The bombings occurred across Los Angeles in an apparent attempt to force barbers to adopt union prices. W.H. Siebert, whose Compton barbershop was destroyed in 1954 by a bombing, said:
"At one time three guys who said they were from the union visited me and told me, 'You'll either get up to our prices or else.' On another occasion I was picketed for eight weeks. Then they used to park 20 cars bumper to bumper in front of my place and that was stopped when the area was rezoned to one-hour parking." Siebert charged 95 cents ($6.92 USD 2006) for a haircut instead of the union price of $1.50.
Union officials said they picketed Seibert's shop in 1953, but denied any knowledge of a bombing. "We do not countenance that sort of action in any form," the union's Frank LeCain said.
Richard A. Mills, whose Sherman Oaks shop was bombed in 1954, said he originally tried to charge union scale, but that he couldn't get customers so he cut his price to $1. "They said I'd better get back up to the $1.50 price," Mills said of the union. "They kept reminding me of what happened to 'that fellow up the street,' " apparently referring to a shop at 4824 Van Nuys Blvd., that was bombed in 1952.

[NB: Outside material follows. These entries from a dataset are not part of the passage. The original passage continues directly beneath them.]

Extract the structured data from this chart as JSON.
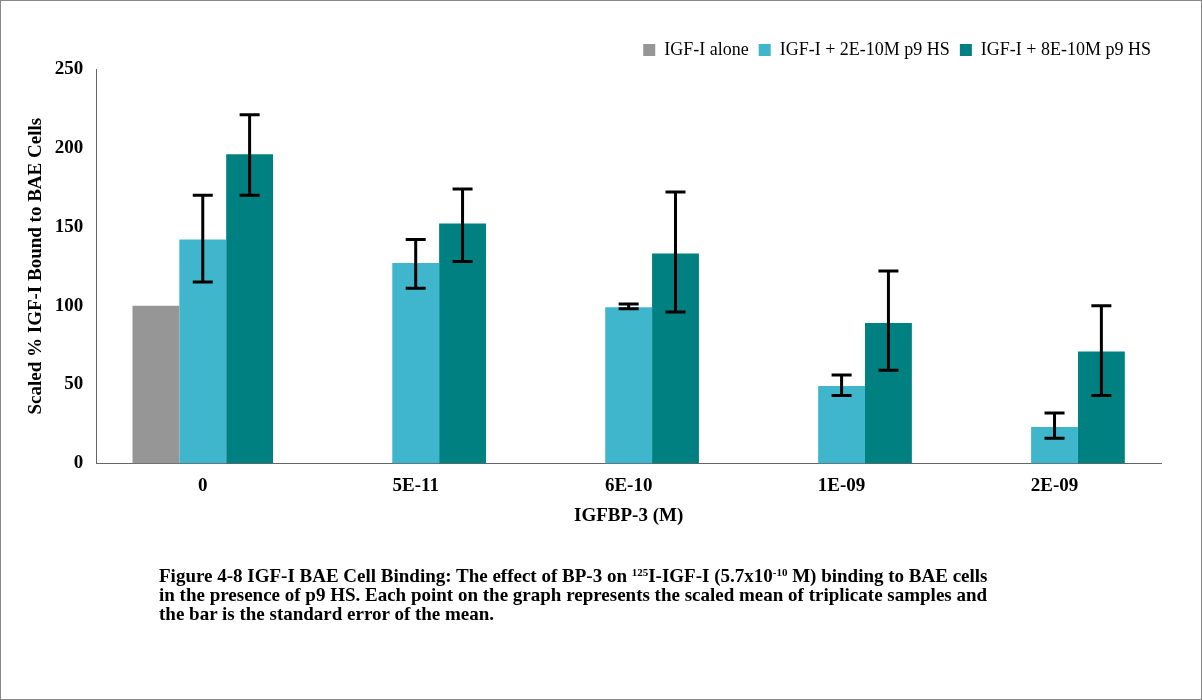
{
  "chart_data": {
    "type": "bar",
    "xlabel": "IGFBP-3 (M)",
    "ylabel": "Scaled % IGF-I Bound to BAE Cells",
    "categories": [
      "0",
      "5E-11",
      "6E-10",
      "1E-09",
      "2E-09"
    ],
    "series": [
      {
        "name": "IGF-I alone",
        "color": "#969696",
        "values": [
          100,
          null,
          null,
          null,
          null
        ]
      },
      {
        "name": "IGF-I + 2E-10M p9 HS",
        "color": "#40b6cd",
        "values": [
          142,
          127,
          99,
          49,
          23
        ],
        "errors": [
          [
            115,
            170
          ],
          [
            111,
            142
          ],
          [
            98,
            101
          ],
          [
            43,
            56
          ],
          [
            16,
            32
          ]
        ]
      },
      {
        "name": "IGF-I + 8E-10M p9 HS",
        "color": "#008080",
        "values": [
          196,
          152,
          133,
          89,
          71
        ],
        "errors": [
          [
            170,
            221
          ],
          [
            128,
            174
          ],
          [
            96,
            172
          ],
          [
            59,
            122
          ],
          [
            43,
            100
          ]
        ]
      }
    ],
    "ylim": [
      0,
      250
    ],
    "yticks": [
      0,
      50,
      100,
      150,
      200,
      250
    ],
    "grid": false,
    "legend": "top right",
    "annotations": [
      "Figure 4-8  IGF-I BAE Cell Binding: The effect of BP-3 on $^{125}$I-IGF-I (5.7x10$^{-10}$ M) binding to BAE cells in the presence of p9 HS. Each point on the graph represents the scaled mean of triplicate samples and the bar is the standard error of the mean."
    ]
  }
}
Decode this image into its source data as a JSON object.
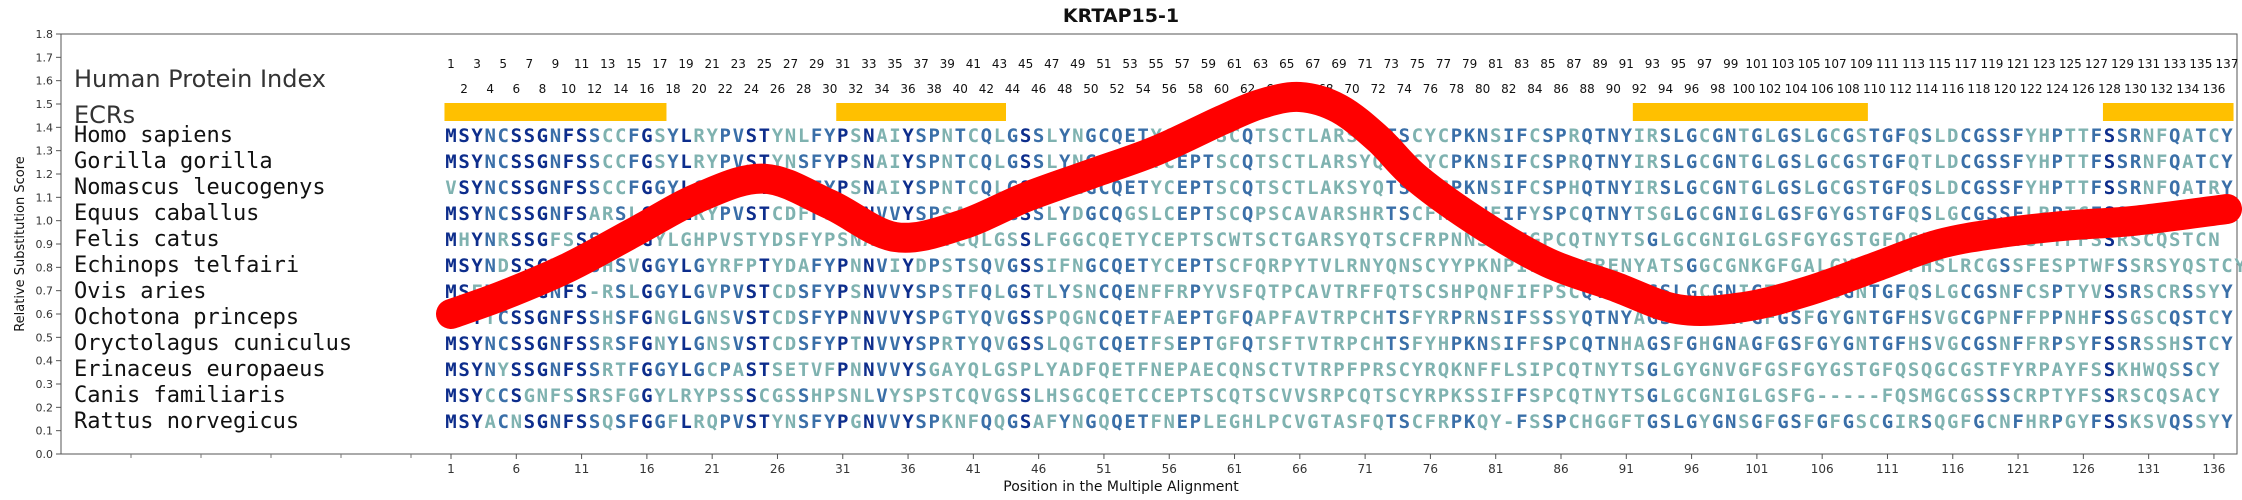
{
  "chart_data": {
    "type": "line",
    "title": "KRTAP15-1",
    "xlabel": "Position in the Multiple Alignment",
    "ylabel": "Relative Substitution Score",
    "xlim": [
      1,
      137
    ],
    "ylim": [
      0.0,
      1.8
    ],
    "yticks": [
      "0.0",
      "0.1",
      "0.2",
      "0.3",
      "0.4",
      "0.5",
      "0.6",
      "0.7",
      "0.8",
      "0.9",
      "1.0",
      "1.1",
      "1.2",
      "1.3",
      "1.4",
      "1.5",
      "1.6",
      "1.7",
      "1.8"
    ],
    "xticks": [
      1,
      6,
      11,
      16,
      21,
      26,
      31,
      36,
      41,
      46,
      51,
      56,
      61,
      66,
      71,
      76,
      81,
      86,
      91,
      96,
      101,
      106,
      111,
      116,
      121,
      126,
      131,
      136
    ],
    "grid": false,
    "index_label": "Human Protein Index",
    "ecr_label": "ECRs",
    "index_odd": [
      1,
      3,
      5,
      7,
      9,
      11,
      13,
      15,
      17,
      19,
      21,
      23,
      25,
      27,
      29,
      31,
      33,
      35,
      37,
      39,
      41,
      43,
      45,
      47,
      49,
      51,
      53,
      55,
      57,
      59,
      61,
      63,
      65,
      67,
      69,
      71,
      73,
      75,
      77,
      79,
      81,
      83,
      85,
      87,
      89,
      91,
      93,
      95,
      97,
      99,
      101,
      103,
      105,
      107,
      109,
      111,
      113,
      115,
      117,
      119,
      121,
      123,
      125,
      127,
      129,
      131,
      133,
      135,
      137
    ],
    "index_even": [
      2,
      4,
      6,
      8,
      10,
      12,
      14,
      16,
      18,
      20,
      22,
      24,
      26,
      28,
      30,
      32,
      34,
      36,
      38,
      40,
      42,
      44,
      46,
      48,
      50,
      52,
      54,
      56,
      58,
      60,
      62,
      64,
      66,
      68,
      70,
      72,
      74,
      76,
      78,
      80,
      82,
      84,
      86,
      88,
      90,
      92,
      94,
      96,
      98,
      100,
      102,
      104,
      106,
      108,
      110,
      112,
      114,
      116,
      118,
      120,
      122,
      124,
      126,
      128,
      130,
      132,
      134,
      136
    ],
    "ecrs": [
      [
        1,
        17
      ],
      [
        31,
        43
      ],
      [
        92,
        109
      ],
      [
        128,
        137
      ]
    ],
    "series": [
      {
        "color": "#ff0000",
        "x": [
          1,
          5,
          10,
          15,
          20,
          25,
          30,
          35,
          40,
          45,
          50,
          55,
          60,
          63,
          66,
          69,
          72,
          75,
          80,
          85,
          90,
          95,
          100,
          105,
          110,
          115,
          120,
          125,
          130,
          137
        ],
        "y": [
          0.6,
          0.68,
          0.8,
          0.95,
          1.1,
          1.18,
          1.07,
          0.93,
          0.98,
          1.1,
          1.2,
          1.3,
          1.43,
          1.5,
          1.53,
          1.48,
          1.35,
          1.18,
          0.98,
          0.82,
          0.72,
          0.62,
          0.63,
          0.7,
          0.8,
          0.9,
          0.95,
          0.98,
          1.0,
          1.05
        ]
      }
    ],
    "sequences": [
      {
        "species": "Homo sapiens",
        "seq": "MSYNCSSGNFSSCCFGSYLRYPVSTYNLFYPSNAIYSPNTCQLGSSLYNGCQETYCEPTSCQTSCTLARSYQTSCYCPKNSIFCSPRQTNYIRSLGCGNTGLGSLGCGSTGFQSLDCGSSFYHPTTFSSRNFQATCY"
      },
      {
        "species": "Gorilla gorilla",
        "seq": "MSYNCSSGNFSSCCFGSYLRYPVSTYNSFYPSNAIYSPNTCQLGSSLYNGCQETYCEPTSCQTSCTLARSYQTSCYCPKNSIFCSPRQTNYIRSLGCGNTGLGSLGCGSTGFQTLDCGSSFYHPTTFSSRNFQATCY"
      },
      {
        "species": "Nomascus leucogenys",
        "seq": "VSYNCSSGNFSSCCFGGYLGYPVSTYNSFYPSNAIYSPNTCQLGSSVYNGCQETYCEPTSCQTSCTLAKSYQTSCYCPKNSIFCSPHQTNYIRSLGCGNTGLGSLGCGSTGFQSLDCGSSFYHPTTFSSRNFQATRY"
      },
      {
        "species": "Equus caballus",
        "seq": "MSYNCSSGNFSARSLGGYLRYPVSTCDFFSPSNVVYSPSACQLGSSLYDGCQGSLCEPTSCQPSCAVARSHRTSCFRPKNFIFYSPCQTNYTSGLGCGNIGLGSFGYGSTGFQSLGCGSSFLRPTCFSSRSCQSTCY"
      },
      {
        "species": "Felis catus",
        "seq": "MHYNRSSGFSSSGLGGYLGHPVSTYDSFYPSNAVYSPSTCQLGSSLFGGCQETYCEPTSCWTSCTGARSYQTSCFRPNNSIFFGPCQTNYTSGLGCGNIGLGSFGYGSTGFQSLGCGSSFYSPTFFSSRSCQSTCN"
      },
      {
        "species": "Echinops telfairi",
        "seq": "MSYNDSSGTFSSHSVGGYLGYRFPTYDAFYPNNVIYDPSTSQVGSSIFNGCQETYCEPTSCFQRPYTVLRNYQNSCYYPKNPILCRPCRENYATSGGCGNKGFGALGYGNYGFHSLRCGSSFESPTWFSSRSYQSTCY"
      },
      {
        "species": "Ovis aries",
        "seq": "MSFNCSTGNFS-RSLGGYLGVPVSTCDSFYPSNVVYSPSTFQLGSTLYSNCQENFFRPYVSFQTPCAVTRFFQTSCSHPQNFIFPSCQTIYTGSLGCGNIGTGSFGCGNTGFQSLGCGSNFCSPTYVSSRSCRSSYY"
      },
      {
        "species": "Ochotona princeps",
        "seq": "MSYTCSSGNFSSHSFGNGLGNSVSTCDSFYPNNVVYSPGTYQVGSSPQGNCQETFAEPTGFQAPFAVTRPCHTSFYRPRNSIFSSSYQTNYAGSVGYGNFGFGSFGYGNTGFHSVGCGPNFFPPNHFSSGSCQSTCY"
      },
      {
        "species": "Oryctolagus cuniculus",
        "seq": "MSYNCSSGNFSSRSFGNYLGNSVSTCDSFYPTNVVYSPRTYQVGSSLQGTCQETFSEPTGFQTSFTVTRPCHTSFYHPKNSIFFSPCQTNHAGSFGHGNAGFGSFGYGNTGFHSVGCGSNFFRPSYFSSRSSHSTCY"
      },
      {
        "species": "Erinaceus europaeus",
        "seq": "MSYNYSSGNFSSRTFGGYLGCPASTSETVFPNNVVYSGAYQLGSPLYADFQETFNEPAECQNSCTVTRPFPRSCYRQKNFFLSIPCQTNYTSGLGYGNVGFGSFGYGSTGFQSQGCGSTFYRPAYFSSKHWQSSCY"
      },
      {
        "species": "Canis familiaris",
        "seq": "MSYCCSGNFSSRSFGGYLRYPSSSCGSSHPSNLVYSPSTCQVGSSLHSGCQETCCEPTSCQTSCVVSRPCQTSCYRPKSSIFFSPCQTNYTSGLGCGNIGLGSFG-----FQSMGCGSSSCRPTYFSSRSCQSACY"
      },
      {
        "species": "Rattus norvegicus",
        "seq": "MSYACNSGNFSSQSFGGFLRQPVSTYNSFYPGNVVYSPKNFQQGSAFYNGQQETFNEPLEGHLPCVGTASFQTSCFRPKQY-FSSPCHGGFTGSLGYGNSGFGSFGFGSCGIRSQGFGCNFHRPGYFSSKSVQSSYY"
      }
    ]
  },
  "colors": {
    "line": "#ff0000",
    "ecr": "#ffc000",
    "conserved": "#0d2d8c",
    "moderate": "#3a6fa8",
    "variable": "#7fb2b0"
  }
}
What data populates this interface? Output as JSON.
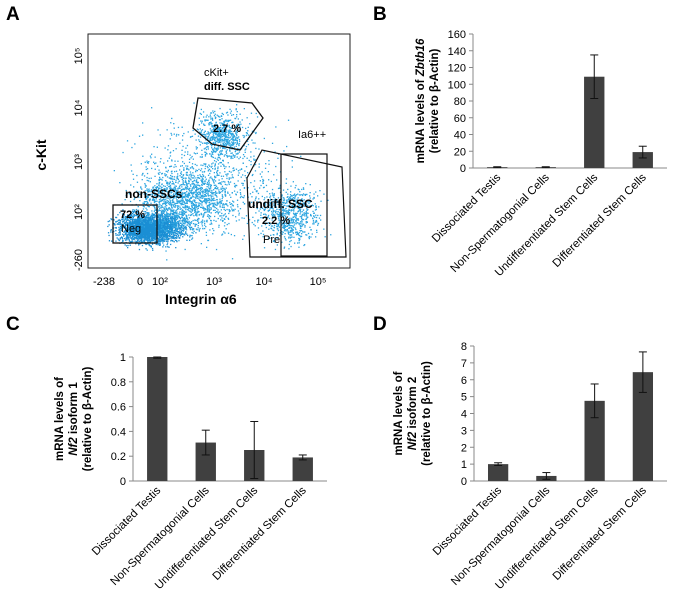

In the June 1957 bombing, barbers Gene Franks and his father, Artie, were charging $1.25, a quarter less than the union price.
After an 11-year gap, the attacks resumed, with an unidentified bomber setting his arm on fire as gasoline spilled from the Molotov cocktail he threw into a barbershop at 10855 Magnolia Blvd., in North Hollywood.
The last documented bombing occurred in Azusa at an address published in The Times as 323 N. Seninoke Ave., which does not exist.
In the following years, the advent of long hair put many barbershops out of business and the bombings ceased.